Maazel y el contrabajo más pequeño del mundo

Buscando información sobre la ópera 1984 de Lorin Maazel he dado con este vídeo, que no tiene nada que ver con tal obra sino con tal año, concretamente con el vienés concierto de año nuevo en el que Maazel, director de turno, decidió interpretar una polka de Johann Strauss él mismo con su contrabajo, si hacemos caso del locutor de TVE.


Vídeo de munrraku

viernes, 11 de junio de 2010

Salomé se estrena en Les Arts

No sé si las relaciones entre el Palau de les Arts y el Palau de la Música de Valencia se basan en el odio, en el desprecio o simplemente se ignoran mutuamente, pero hacer coincidir el estreno de Salome en les Arts con el segundo acto de Parsifal con Waltraud Meier en el Palau hizo que muchas butacas quedaran vacías en el primero de los dos eventos.

Hasta ahora nunca había asistido a un estreno, suelo preferir las últimas funciones cuando todo está más rodado, pero esta vez no tuve elección. Tenía un poco de miedo, tanto al resultado artístico como al público. He oído muchas veces que el público de los estrenos es el menos operístico, el que no sabe cuándo aplaudir y cuando no, el que va a lucir visón sin importarle lo que ocurre sobre el escenario. Algo de eso hubo ayer, al menos en el cuarto piso, donde los ruidos, las conversaciones en voz baja pero totalmente audibles y los movimientos de algunos espectadores visiblemente aburridos e incluso molestos por el espectáculo fueron más evidentes de lo habitual.

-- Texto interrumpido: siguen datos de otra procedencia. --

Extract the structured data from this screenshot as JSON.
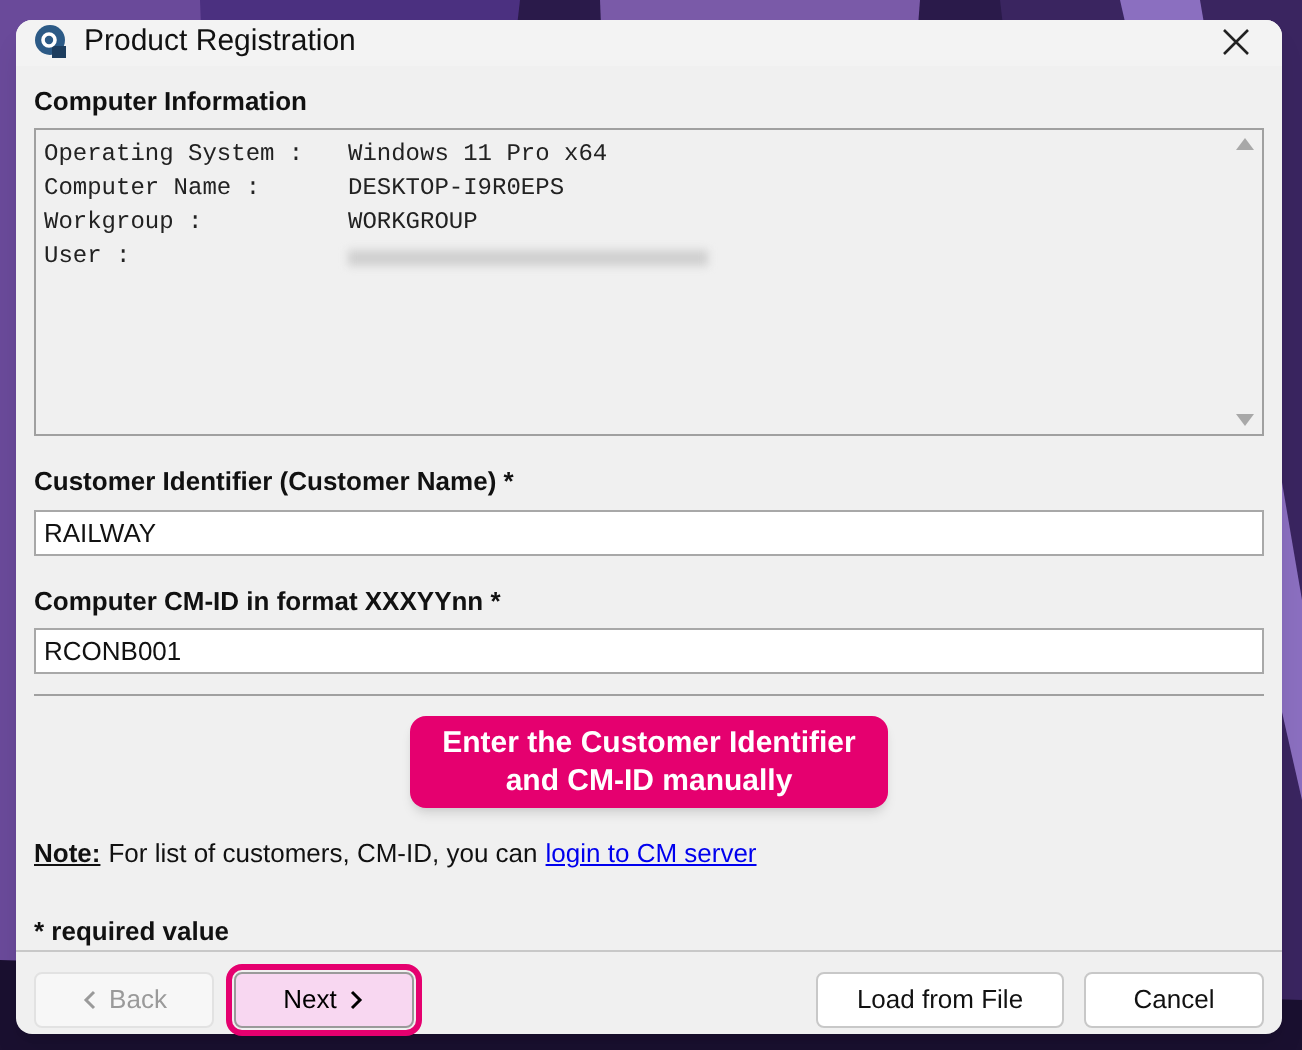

Sin embargo, mis temores respecto al poco rodaje de director, orquesta y cantantes fueron infundados, todo funcionó a la perfección. Y cuando digo a la perfección no exagero, sobre todo en la labor orquestal: la Orquestra de la Comunitat Valenciana funcionó como una máquina de precisión durante toda la obra, sin el menor desliz, tanto en los momentos de conjunto como en las intervenciones en solitario de los diversos instrumentos: el contrafagot cuando Herodes oye el aleteo del ángel de la muerte, el violonchelo mientras Salomé espera la cabeza de Jochanaan, la percusión y los metales, el omnipresente clarinete... todo funcionó perfectamente, con un sonido tan bello como suele ser habitual en esta formación cuando desde el podio se sabe sacar lo mejor de ella. Y en el podio estaba Zubin Mehta, quien ya ha demostrado sobradamente que sabe hacerlo. Su visión de esta Salomé recuerda algo a su Wagner, pues en ambos casos apuesta por dotar a la música una fluidez que no gustará a todos (a mí, personalmente, no solo me gusta, me apasiona), y lo consigue manejando con maestría el tempo y la dinámica. Sin embargo, frente al lirismo con el que sonaba su Wagner, en Strauss opta por una mayor tensión dramática, sin renunciar a los momentos más expresionistas de la partitura. Una dirección de sobresaliente.

Tampoco anduvo mal en lo vocal esta Salome, aunque lo dejaremos en un notable. Afortunadamente, la mejor cantante sobre las tablas fue la protagonista, la soprano finlandesa Camilla Nylund. Su voz es destacable por tamaño y homogeneidad y especialmente apropiada para el papel por tratarse de una voz más lírica que dramática pero capaz de superar el muro orquestal (y Mehta no se lo puso especialmente fácil) y de no desfallecer en los momentos más dramáticos de la partitura. Tiene algo de ese imposible que pidió Strauss, una joven de quince años con la voz de una Isolda, está en un término medio entre ambos extremos y se desenvuelve muy bien desde ahí. Como única pega, unos agudos algo tirantes en algún momento, nada preocupante. En lo escénico, Nylund estuvo muy implicada, aunque no acabó de convencerme su actuación ni en la rabieta que le entra cuando Jochanaan la rechaza ni en los momentos en los que debería haber desplegado su sensualidad. Aun así, teniendo en cuenta lo difícil de tan poliédrico personaje, máxime cuando el director de escena decide añadirle aún más facetas, me parece digna de aplauso.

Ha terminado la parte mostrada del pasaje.